Christopher Hsiong of San Jose CA (US)

Emil Talpes of San Mateo CA (US)

Debjit Das Sarma of San Jose CA (US)

Peter Bannon of Woodside CA (US)

Kevin Hurd of Redwood City CA (US)

Benjamin Floering of San Jose CA (US)

SYSTEM AND METHOD FOR HANDLING ERRORS IN A VEHICLE NEURAL NETWORK PROCESSOR - A simplified explanation of the abstract

This abstract first appeared for US patent application 20240086270 titled 'SYSTEM AND METHOD FOR HANDLING ERRORS IN A VEHICLE NEURAL NETWORK PROCESSOR

Simplified Explanation

The patent application describes a system for handling errors in a neural network associated with the use of a vehicle. The system includes an error detector to identify data errors during the execution of the neural network, and a neural network controller to receive reports of these errors and mark the pending results as tainted without stopping the network's operation.

  • Neural network processor for vehicle use
  • Error detector to identify data errors
  • Neural network controller to mark tainted results
  • System does not terminate network execution

Potential Applications

The technology can be applied in autonomous vehicles, drones, robotics, and other systems where neural networks are used for decision-making processes.

Problems Solved

1. Ensures errors in data do not lead to incorrect decisions or actions by the vehicle. 2. Prevents the need to stop the neural network's operation completely when errors are detected.

Benefits

1. Increased safety and reliability in vehicle operations. 2. Continuous operation of the neural network without interruptions.

Potential Commercial Applications

Optimized Neural Network Error Handling for Vehicle Systems

Possible Prior Art

There may be prior art related to error handling in neural networks, but specific examples are not provided in the abstract.

Unanswered Questions

== How does the system differentiate between different types of data errors in the neural network?
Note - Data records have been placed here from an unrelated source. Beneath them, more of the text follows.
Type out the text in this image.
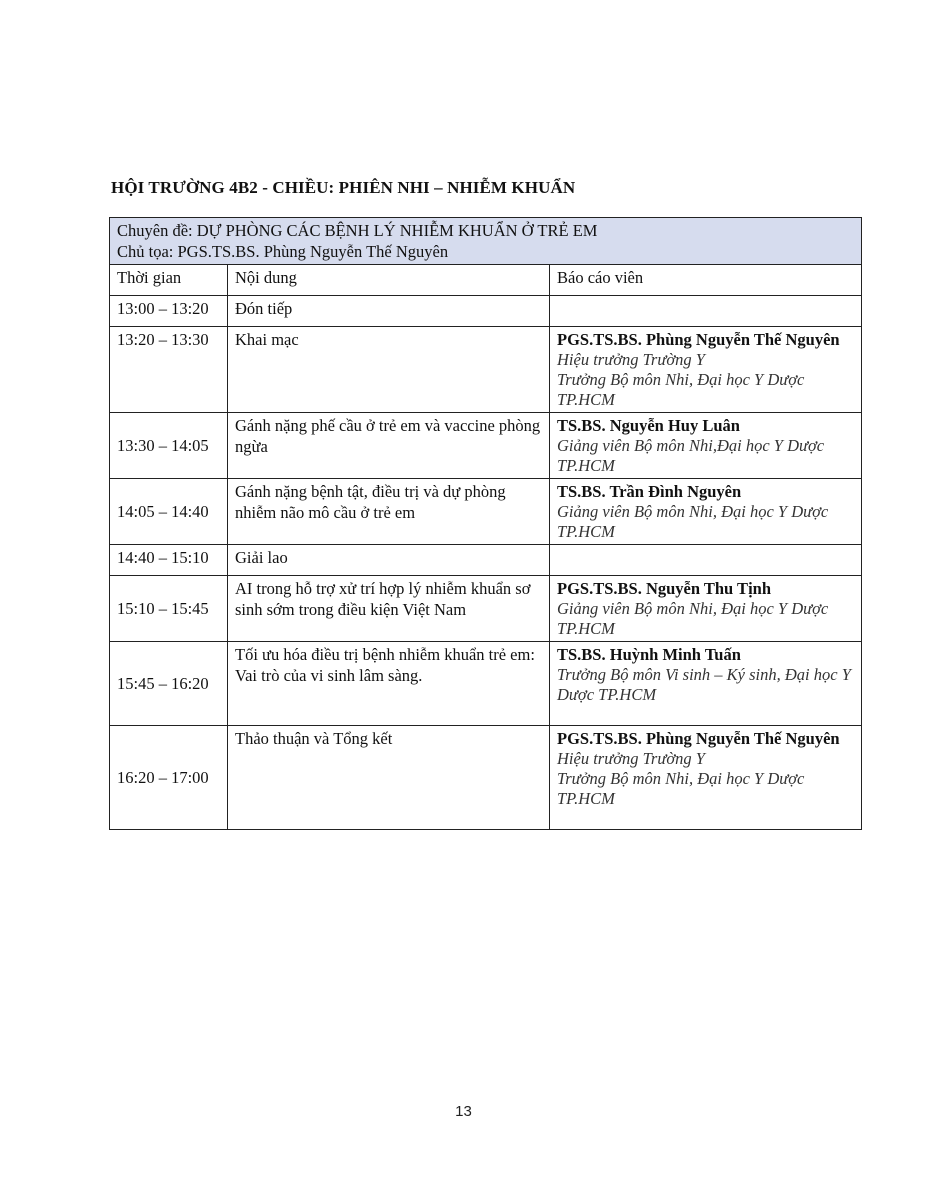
HỘI TRƯỜNG 4B2 - CHIỀU: PHIÊN NHI – NHIỄM KHUẨN
Chuyên đề: DỰ PHÒNG CÁC BỆNH LÝ NHIỄM KHUẨN Ở TRẺ EM
Chủ tọa: PGS.TS.BS. Phùng Nguyễn Thế Nguyên		

Thời gian	Nội dung	Báo cáo viên
13:00 – 13:20	Đón tiếp	
13:20 – 13:30	Khai mạc	PGS.TS.BS. Phùng Nguyễn Thế Nguyên
Hiệu trưởng Trường Y
Trưởng Bộ môn Nhi, Đại học Y Dược TP.HCM

13:30 – 14:05	Gánh nặng phế cầu ở trẻ em và vaccine phòng ngừa	TS.BS. Nguyễn Huy Luân
Giảng viên Bộ môn Nhi,Đại học Y Dược TP.HCM

14:05 – 14:40	Gánh nặng bệnh tật, điều trị và dự phòng nhiễm não mô cầu ở trẻ em	TS.BS. Trần Đình Nguyên
Giảng viên Bộ môn Nhi, Đại học Y Dược TP.HCM

14:40 – 15:10	Giải lao	
15:10 – 15:45	AI trong hỗ trợ xử trí hợp lý nhiễm khuẩn sơ sinh sớm trong điều kiện Việt Nam	PGS.TS.BS. Nguyễn Thu Tịnh
Giảng viên Bộ môn Nhi, Đại học Y Dược TP.HCM

15:45 – 16:20	Tối ưu hóa điều trị bệnh nhiễm khuẩn trẻ em: Vai trò của vi sinh lâm sàng.	TS.BS. Huỳnh Minh Tuấn
Trưởng Bộ môn Vi sinh – Ký sinh, Đại học Y Dược TP.HCM

16:20 – 17:00	Thảo thuận và Tổng kết	PGS.TS.BS. Phùng Nguyễn Thế Nguyên
Hiệu trưởng Trường Y
Trưởng Bộ môn Nhi, Đại học Y Dược TP.HCM
13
The abstract does not specify how the error detector distinguishes between various types of data errors that may occur during the execution of the neural network.

== What measures are in place to prevent false positives in error detection? It is not mentioned in the abstract how the system avoids marking valid results as tainted due to false positives in error detection.
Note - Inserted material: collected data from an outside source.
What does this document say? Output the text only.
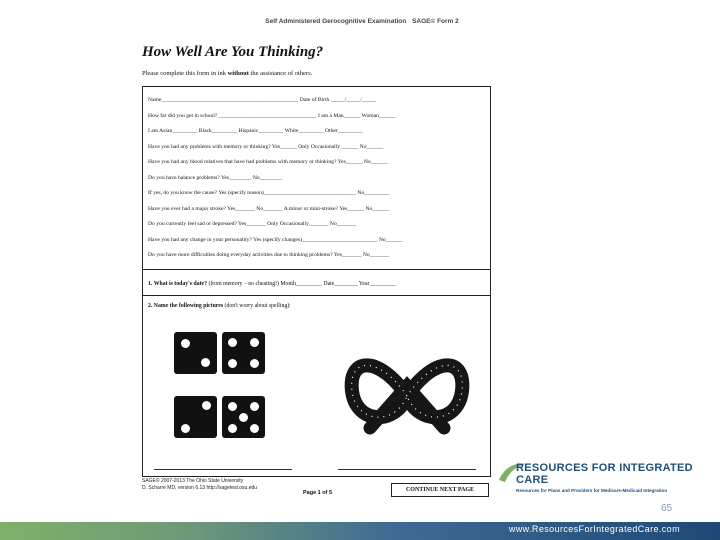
Self Administered Gerocognitive Examination SAGE© Form 2
How Well Are You Thinking?
Please complete this form in ink without the assistance of others.
Name_________________________________________________ Date of Birth _____/_____/_____
How far did you get in school? ___________________________________ I am a Man______ Woman______
I am Asian_________ Black_________ Hispanic_________ White_________ Other_________
Have you had any problems with memory or thinking? Yes______ Only Occasionally ______ No______
Have you had any blood relatives that have had problems with memory or thinking? Yes______ No______
Do you have balance problems? Yes________ No________
If yes, do you know the cause? Yes (specify reason)_________________________________ No_________
Have you ever had a major stroke? Yes_______ No_______ A minor or mini-stroke? Yes______ No______
Do you currently feel sad or depressed? Yes_______ Only Occasionally_______ No_______
Have you had any change in your personality? Yes (specify changes)___________________________ No______
Do you have more difficulties doing everyday activities due to thinking problems? Yes_______ No_______
1. What is today's date? (from memory – no cheating!) Month_________ Date________ Year_________
2. Name the following pictures (don't worry about spelling):
SAGE© 2007-2013 The Ohio State University
D. Scharre MD, version 6.13 http://sagetest.osu.edu
Page 1 of 5	CONTINUE NEXT PAGE
RESOURCES FOR INTEGRATED CARE
Resources for Plans and Providers for Medicare-Medicaid Integration
65
www.ResourcesForIntegratedCare.com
Original Abstract Submitted

a system for handling errors in a neural network includes a neural network processor for executing a neural network associated with use of a vehicle. the neural network processor includes an error detector configured to detect a data error associated with execution of the neural network and a neural network controller configured to receive a report of the data error from the error detector. in response to receiving the report, the neural network controller is further configured to signal that a pending result of the neural network is tainted, without terminating execution of the neural network.